Reginald had engaged in philosophical debate with Timken when Timken had told Reginald his plans, but Ophelia and Claude were not Timken. Nobody in the entire VWC compound was Timken. Reginald had made a mistake in vastly underestimating the depth of his foes’ ruthlessness. Timken was just the tip of the iceberg. His fantasies that the codex would reveal a simple Timken-related solution (expose him, assassinate him) were gone, and a more complex problem had fallen into place. Now he was facing psychopaths. Psychopaths who wanted his help to become
better
psychopaths.

He’d also realized something terrible in the minutes following the V-Crew display: Ophelia (and, by extension, Claude) hadn’t shown him the extermination in order to shock or intimidate him. They’d done it to impress him.

And that, in the end, might be the only way out.

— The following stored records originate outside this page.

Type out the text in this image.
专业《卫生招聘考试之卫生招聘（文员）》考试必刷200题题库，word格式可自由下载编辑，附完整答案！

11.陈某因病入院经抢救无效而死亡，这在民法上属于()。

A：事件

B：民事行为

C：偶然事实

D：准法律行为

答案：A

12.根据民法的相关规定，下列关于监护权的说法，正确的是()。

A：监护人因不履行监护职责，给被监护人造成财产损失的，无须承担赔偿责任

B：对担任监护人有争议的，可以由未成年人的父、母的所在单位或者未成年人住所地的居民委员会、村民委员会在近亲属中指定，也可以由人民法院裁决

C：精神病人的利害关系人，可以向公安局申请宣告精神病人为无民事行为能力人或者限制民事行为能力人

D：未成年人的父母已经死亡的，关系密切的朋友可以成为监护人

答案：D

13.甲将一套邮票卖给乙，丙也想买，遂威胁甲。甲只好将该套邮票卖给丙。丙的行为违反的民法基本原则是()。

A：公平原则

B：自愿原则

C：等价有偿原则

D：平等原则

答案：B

“Get out” had moved in front of “find the codex” on Reginald’s to-do list. He was doing more harm by staying at VWC than the piddling amount of good the codex could still provide even if he found it. Besides: if he
could
get out, he might still find the codex. He wasn’t sure how that would happen, but if predestination was in play, then the details would handle themselves. He reminded himself that nothing was an accident. His trip to VWC hadn’t been wasted even if he learned nothing; there was a reason he’d come. But was that reason to learn information, or was it something more sinister? Was he destined to help Claude and Ophelia win the war whether he wanted to or not? Could they twist him into an unwitting weapon of mass destruction?

He wouldn’t let that happen. And with that simple conviction, he reminded himself that the fact that Claude and Ophelia thought he might be impressed by the V-Crew attack could be a weakness. It meant he might have one last chance to play into the arrogance of the hunters — to get what he wanted by letting his opponents think they were getting what
they
wanted.
 

So following the V-Crew display, he’d stuffed down his disgust and acted impressed.